Woods is a top front-runner at the 2013 Open Championship at Muirfield, and he likes to play with the lead. He may not be out front after 18 holes, but his opening round 69 was impressive nonetheless.
Woods did not get off to a good start when he duck-hooked his opening drive. However, by the time he got to the first green, he made a saving bogey with his putter. If he had not made that tricky putt, he would have had a disastrous opening hole.
He made a nice birdie putt on the par-three fourth hole, but it was his bogey putt on the sixth hole that indicated he was really on with his putter. It wasn't a tricky putt, but it was 10 feet, and Woods struck it with confidence and rolled it in.
The back nine saw him make three birdies on the first four holes, but he bogeyed the 14th when he knocked his first putt over the green.
He had a difficult par putt on the 18th, but he rammed that puck straight into the back of the cup, and that allowed him to close his round on a confident note.
After an awful start on the first hole, Woods hit the ball quite well off the tee on a majority of his shots.
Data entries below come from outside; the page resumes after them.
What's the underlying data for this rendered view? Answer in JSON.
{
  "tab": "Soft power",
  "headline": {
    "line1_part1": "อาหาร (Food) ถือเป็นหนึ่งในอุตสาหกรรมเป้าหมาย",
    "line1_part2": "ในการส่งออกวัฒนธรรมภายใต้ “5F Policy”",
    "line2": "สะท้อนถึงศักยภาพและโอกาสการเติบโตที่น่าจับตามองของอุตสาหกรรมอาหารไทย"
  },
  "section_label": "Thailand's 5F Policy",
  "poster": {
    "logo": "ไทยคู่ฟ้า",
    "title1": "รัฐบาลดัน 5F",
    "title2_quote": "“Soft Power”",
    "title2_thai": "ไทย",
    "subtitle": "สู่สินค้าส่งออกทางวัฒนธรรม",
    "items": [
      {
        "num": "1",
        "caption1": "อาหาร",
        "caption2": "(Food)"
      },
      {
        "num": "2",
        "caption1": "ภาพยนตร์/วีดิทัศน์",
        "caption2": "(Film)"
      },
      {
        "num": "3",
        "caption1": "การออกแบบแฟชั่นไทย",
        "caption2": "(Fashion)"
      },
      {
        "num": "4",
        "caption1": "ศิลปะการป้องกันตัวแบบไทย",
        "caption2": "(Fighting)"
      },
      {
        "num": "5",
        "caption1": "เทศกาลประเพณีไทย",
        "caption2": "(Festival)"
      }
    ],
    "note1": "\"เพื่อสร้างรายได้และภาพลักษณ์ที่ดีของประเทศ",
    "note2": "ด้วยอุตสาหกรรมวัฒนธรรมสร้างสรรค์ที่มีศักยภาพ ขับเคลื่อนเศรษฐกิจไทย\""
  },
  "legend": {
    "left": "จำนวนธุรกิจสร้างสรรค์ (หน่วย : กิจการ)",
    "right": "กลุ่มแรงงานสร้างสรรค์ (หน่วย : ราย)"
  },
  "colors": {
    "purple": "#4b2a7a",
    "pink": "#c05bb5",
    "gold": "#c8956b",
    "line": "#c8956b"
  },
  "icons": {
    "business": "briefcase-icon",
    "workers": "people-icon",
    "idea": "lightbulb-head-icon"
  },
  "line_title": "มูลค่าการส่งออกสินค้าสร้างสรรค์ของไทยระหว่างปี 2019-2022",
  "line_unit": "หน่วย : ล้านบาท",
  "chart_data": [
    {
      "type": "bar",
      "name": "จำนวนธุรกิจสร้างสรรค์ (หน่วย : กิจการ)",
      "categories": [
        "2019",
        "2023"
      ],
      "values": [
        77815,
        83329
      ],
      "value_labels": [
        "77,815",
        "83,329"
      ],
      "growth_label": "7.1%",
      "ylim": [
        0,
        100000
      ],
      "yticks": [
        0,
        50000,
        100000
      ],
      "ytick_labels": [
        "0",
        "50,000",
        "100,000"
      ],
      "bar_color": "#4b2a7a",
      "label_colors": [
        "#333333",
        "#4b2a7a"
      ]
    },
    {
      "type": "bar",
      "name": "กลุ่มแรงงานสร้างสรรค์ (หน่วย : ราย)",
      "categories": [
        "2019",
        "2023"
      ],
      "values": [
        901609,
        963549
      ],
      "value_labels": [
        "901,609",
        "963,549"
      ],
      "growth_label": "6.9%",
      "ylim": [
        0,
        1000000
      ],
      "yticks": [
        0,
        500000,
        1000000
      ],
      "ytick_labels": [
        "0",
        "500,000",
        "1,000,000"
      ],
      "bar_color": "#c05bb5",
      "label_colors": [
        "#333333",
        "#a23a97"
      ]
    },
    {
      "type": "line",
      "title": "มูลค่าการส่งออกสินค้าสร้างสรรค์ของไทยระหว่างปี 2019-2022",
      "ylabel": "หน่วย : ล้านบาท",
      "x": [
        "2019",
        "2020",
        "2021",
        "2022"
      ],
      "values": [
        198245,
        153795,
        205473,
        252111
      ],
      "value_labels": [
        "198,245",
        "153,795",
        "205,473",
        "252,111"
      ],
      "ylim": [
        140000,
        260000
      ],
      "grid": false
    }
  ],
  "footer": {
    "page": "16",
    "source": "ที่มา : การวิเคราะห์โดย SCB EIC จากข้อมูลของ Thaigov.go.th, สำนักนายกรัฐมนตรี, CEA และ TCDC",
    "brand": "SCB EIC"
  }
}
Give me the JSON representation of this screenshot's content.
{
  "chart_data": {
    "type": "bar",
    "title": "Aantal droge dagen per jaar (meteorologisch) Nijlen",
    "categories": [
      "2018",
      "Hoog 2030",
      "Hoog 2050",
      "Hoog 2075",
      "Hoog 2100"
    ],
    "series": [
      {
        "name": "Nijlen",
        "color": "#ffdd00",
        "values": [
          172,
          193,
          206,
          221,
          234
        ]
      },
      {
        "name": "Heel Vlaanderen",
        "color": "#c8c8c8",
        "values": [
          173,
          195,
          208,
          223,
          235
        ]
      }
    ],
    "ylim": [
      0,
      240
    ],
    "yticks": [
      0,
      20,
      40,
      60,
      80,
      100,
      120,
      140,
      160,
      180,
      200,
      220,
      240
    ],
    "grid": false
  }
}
He did not have to use his driver on the links course, but he struck his 3-metal with confidence and power throughout the round. He hit 10 of 14 fairways with his initial shot.
He hit a perfect drive on the 448-yard 15th after he made a saving putt on the 14th. Woods was spinning his club in familiar fashion whenever he hit a good shot, and he hit many of them off the tee throughout the first round.
The difficult pin placements may have caused several golfers to complain about Muirfield—including Phil Mickelson—but Woods seemed to know how to play the course and execute his game plan.
He had some problems with the hard greens, as did nearly every other golfer, but Woods seemed to play most of the round with full confidence—because he knew what to expect from the course.
Course management has regularly been one of Woods' greatest strengths, but execution has not always been as good as his vision. In this round, the execution was solid but not spectacular.
Woods was struggling with the sun-baked fairways, but it had less to do with his stroke, and more to do with the sand and dust constantly flying back in his face after striking the ball.
However, he hit the ball firmly and confidently with his irons. Two of his best iron shots came on the 575-yard, par-five 17th hole. He hit back-to-back irons and reached the green in two. While he did not make his eagle putt, he made a tap-in for his birdie.
His iron play was sharp and confident. Woods hit 12 of the 18 greens in regulation, which was excellent considering how hard both the fairways and greens played.
This has always been the strength of Woods' game when he has been at or near his best.
Woods has the outlook of a champion, and he plays with tremendous confidence and know-how. That was the case in the opening round.
It's not that Woods didn't show his disappointment when he hit a poor shot, but never let his last shot impact his next shot. He let it go.
That was never more evident than on the 12th hole, when he had an awkward lie out of a greenside bunker that forced him to put his right foot in the hazard while his left leg was bent on the ground in an L-position. Woods blasted a sensational shot out of the bunker, which allowed him to make a par on that hole.
There was a sense of calm about Woods' opening round of the 2013 Open Championship. He had five birdies and three bogeys for a two-under par 69 in the opening round.
While he made some mistakes along the way, perhaps the most encouraging aspect of his round was that he kept his emotions in check throughout. That bodes well for the rest of the tournament.
Woods would have loved to have been at the top after the first 18 holes, but he is close enough to leader Zach Johnson that he should be able to sleep well.
Because he avoided key mistakes and made some clutch shots on Thursday, Woods knows he has a legitimate chance to earn his 15th major this weekend.